Twenty eight healthy controls were scanned at 3T using single band EPI with pulse plethysmograph and respiratory belt recording (TR=2.8s, 128x128 matrix, 31 slices, 132 repetitions). After the first 4 volumes were removed, the second harmonic RETROICOR was applied using modified RetroTS.m (https://afni.nimh.nih.gov/sscc/staff/glend/matlab_compiler). RETROICOR includes the physiologic noise removal process to minimize the error of physiologic regressor model fit. In this study, “RETROICOR model” indicates Fourier series of regressor fitting based on the defined phase. We calculated the voxelwise cardiac and respiratory HRFs from the top 5% of F value voxels in RETROICOR model for the development and validation of the proposed cPESTICA.
PESTICA generates the physiologic noise estimator using slicewise ICA (3). The first, we define the highest peaks from the estimated cardiac noise estimators from PESTICA, as shown in Fig3, and the linear phase in the time domain from 0 to 2π between the peaks. Note that this phase, defined from PESTICA is not phase from the actual cardiac pulsation measures. The second order Fourier Series were modeled over the defined phase in the same ways that RETROICOR model doesTherefore, cPESTICA has 5 degree of freedom (DOF) while the original PESTICA and RETROICOR have 2 and 8 DOFs.
While HRF is NOT used for cPESTICA or RETROICOR correction, HRFs over phase between cPESTICA and RETROICOR are compared for the validation purpose. F value and t-score maps from cPESTICA and RETROICOR are presented.
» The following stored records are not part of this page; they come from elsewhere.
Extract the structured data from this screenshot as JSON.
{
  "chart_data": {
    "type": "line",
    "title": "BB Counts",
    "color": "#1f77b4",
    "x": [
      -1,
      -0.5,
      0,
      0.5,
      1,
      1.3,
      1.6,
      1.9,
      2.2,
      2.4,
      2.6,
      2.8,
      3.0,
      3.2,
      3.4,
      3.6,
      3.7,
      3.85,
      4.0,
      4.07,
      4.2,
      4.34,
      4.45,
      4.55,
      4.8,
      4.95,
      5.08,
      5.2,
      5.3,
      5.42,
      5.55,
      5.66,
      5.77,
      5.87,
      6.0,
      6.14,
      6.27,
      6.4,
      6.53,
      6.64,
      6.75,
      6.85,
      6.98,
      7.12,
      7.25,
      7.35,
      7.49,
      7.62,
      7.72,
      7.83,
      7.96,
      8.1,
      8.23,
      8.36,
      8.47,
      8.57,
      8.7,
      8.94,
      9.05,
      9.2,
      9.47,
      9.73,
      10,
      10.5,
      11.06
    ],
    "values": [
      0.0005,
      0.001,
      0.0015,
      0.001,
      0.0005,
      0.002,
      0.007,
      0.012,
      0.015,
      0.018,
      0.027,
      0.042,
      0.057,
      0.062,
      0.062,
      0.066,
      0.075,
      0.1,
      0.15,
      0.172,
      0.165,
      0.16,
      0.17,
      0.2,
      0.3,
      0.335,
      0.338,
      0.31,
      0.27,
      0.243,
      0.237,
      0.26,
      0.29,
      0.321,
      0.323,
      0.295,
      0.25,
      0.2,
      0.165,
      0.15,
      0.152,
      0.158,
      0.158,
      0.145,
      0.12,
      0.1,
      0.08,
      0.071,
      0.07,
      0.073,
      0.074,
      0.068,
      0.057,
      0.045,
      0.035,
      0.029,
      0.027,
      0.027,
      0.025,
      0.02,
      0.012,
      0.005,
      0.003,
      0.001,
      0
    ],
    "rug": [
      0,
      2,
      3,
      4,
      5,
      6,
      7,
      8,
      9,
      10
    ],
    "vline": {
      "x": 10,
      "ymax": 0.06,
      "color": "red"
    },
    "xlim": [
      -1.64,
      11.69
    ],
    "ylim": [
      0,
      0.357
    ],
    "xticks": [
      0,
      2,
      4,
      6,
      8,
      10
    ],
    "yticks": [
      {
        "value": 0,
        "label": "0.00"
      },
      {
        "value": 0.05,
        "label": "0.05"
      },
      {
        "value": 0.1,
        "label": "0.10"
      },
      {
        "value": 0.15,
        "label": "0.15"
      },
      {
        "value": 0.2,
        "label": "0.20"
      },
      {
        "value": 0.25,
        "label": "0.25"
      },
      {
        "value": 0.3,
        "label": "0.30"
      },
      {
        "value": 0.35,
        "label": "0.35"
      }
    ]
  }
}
We found that cPESTICA estimates cardiac noise regressors that are equivalent to those produced from the RETROICOR model. Our observed high correlation of the cardiac HRF between cPESTICA and RETROICOR model indicates that cPESTICA can provide reliable physiologic estimators when external physiologic noise measures are not available during fMRI scanning or when the physiologic data is corrupted due to bad contacts or acquisition issues.
This study shows that physiological noise correction with single regressor is only valid for respiratory noise but limited for the time delayed cardiac noise. cPESTICA considers the shift of the cardiac HRF and removes the cardiac noise effectively.